Of course, running a hybrid network—one part Firedancer, one part the old Foundation client—won’t work, since the entire network would be bottlenecked by the older client. But in my conversation with Austin, he explained the proposed architecture: Firedancer client operators would use the old Solana client as a backup, running Firedancer as the primary. Clearly, this offers the best of both worlds.
Another thing that caught my attention was Solana’s Token22 package. Token22 is an enhanced token standard that adds powerful new features to Solana tokens, including custom permissions and confidential transactions—i.e., privacy.
5. So, Am I Bullish on Solana?
Solana has recently captured more of my attention. What’s going on? Has Bankless finally gone bullish on Solana? Or has David simply been seduced by the Solana community—let’s attack him in the Twitter narrative wars? Or is it something else?
Honestly, I don’t have a clear answer. I felt frustrated when Chris Burniske recently tried to force me on Twitter to pick either bullish or bearish.

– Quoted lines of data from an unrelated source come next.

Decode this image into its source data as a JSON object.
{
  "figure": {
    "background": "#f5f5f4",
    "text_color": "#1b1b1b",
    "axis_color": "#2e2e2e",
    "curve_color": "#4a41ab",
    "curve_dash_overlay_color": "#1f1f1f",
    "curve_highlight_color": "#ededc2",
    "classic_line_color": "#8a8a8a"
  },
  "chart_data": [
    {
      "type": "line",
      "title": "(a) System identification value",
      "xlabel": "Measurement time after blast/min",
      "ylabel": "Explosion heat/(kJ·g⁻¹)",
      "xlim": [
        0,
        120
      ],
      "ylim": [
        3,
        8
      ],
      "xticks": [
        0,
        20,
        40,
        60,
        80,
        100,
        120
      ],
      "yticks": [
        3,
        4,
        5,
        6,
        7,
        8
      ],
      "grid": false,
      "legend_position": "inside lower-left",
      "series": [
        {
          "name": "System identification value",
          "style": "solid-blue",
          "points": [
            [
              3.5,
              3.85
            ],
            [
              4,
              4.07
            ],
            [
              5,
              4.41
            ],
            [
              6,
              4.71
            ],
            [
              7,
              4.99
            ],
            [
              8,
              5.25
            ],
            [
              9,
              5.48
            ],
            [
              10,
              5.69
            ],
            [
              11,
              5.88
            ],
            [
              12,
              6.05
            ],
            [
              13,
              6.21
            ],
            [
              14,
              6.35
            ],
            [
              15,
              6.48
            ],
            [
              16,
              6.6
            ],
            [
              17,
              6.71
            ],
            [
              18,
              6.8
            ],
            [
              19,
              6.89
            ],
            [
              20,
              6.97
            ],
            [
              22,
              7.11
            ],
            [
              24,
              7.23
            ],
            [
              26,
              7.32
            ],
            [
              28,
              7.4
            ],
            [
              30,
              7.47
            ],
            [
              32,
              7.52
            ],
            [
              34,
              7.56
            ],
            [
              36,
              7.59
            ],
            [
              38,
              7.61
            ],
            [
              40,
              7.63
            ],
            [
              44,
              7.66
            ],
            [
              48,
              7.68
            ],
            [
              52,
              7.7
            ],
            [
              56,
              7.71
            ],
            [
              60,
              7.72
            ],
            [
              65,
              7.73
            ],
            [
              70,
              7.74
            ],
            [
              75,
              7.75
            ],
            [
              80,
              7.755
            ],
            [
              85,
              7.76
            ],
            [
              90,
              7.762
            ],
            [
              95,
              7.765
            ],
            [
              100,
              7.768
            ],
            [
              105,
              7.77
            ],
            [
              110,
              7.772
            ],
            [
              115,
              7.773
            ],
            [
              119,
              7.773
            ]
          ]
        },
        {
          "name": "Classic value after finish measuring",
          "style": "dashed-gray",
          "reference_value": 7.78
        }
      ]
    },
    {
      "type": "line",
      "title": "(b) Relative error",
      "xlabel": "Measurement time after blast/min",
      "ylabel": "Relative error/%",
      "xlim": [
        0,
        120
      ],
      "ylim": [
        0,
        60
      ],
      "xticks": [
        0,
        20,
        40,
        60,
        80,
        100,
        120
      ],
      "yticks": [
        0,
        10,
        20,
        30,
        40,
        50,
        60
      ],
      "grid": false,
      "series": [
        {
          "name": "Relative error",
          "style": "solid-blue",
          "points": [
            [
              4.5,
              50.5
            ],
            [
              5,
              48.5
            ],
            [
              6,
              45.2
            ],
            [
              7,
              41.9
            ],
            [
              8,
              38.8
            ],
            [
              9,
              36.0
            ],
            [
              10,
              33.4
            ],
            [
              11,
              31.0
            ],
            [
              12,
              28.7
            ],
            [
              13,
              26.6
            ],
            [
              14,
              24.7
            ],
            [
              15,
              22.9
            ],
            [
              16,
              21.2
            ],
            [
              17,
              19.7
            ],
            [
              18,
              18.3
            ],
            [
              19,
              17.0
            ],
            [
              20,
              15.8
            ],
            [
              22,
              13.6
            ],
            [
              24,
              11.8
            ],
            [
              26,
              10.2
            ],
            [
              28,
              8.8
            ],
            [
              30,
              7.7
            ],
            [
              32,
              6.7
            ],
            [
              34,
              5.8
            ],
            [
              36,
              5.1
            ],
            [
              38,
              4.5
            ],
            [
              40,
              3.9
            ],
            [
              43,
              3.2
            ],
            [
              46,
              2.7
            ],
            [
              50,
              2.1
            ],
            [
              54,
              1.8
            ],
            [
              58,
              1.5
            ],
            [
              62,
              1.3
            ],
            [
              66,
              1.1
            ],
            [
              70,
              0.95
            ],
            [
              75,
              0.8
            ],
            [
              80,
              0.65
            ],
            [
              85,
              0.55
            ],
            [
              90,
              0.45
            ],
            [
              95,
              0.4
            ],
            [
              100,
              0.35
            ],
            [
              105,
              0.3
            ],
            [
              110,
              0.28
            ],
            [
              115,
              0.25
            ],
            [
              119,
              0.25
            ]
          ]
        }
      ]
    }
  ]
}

How I’ll engage with the Solana community will be determined by time. I do know I deeply resonate with the Ethereum community, and that ethos still doesn’t translate to the Solana community.
At a panel on Solana’s validator economics, the room was packed. But the very next session—a discussion on the future of Solana’s community governance—was nearly empty. That was genuinely disheartening.
David Hoffman was one of the few attendees left. How ironic.
— ZenLlama, November 5, 2023
Putting on my Solana bear hat: this is the obvious outcome of a network that compromised on decentralization, betting it can gradually achieve it over time. It attracts a community less concerned about decentralization than others in the industry, and this is reflected in low engagement around community ownership and decentralized governance.
Or perhaps the conversation has only just begun. On this front, I’m bearish—for now. Time will tell!
That’s everything I learned at Solana Breakpoint!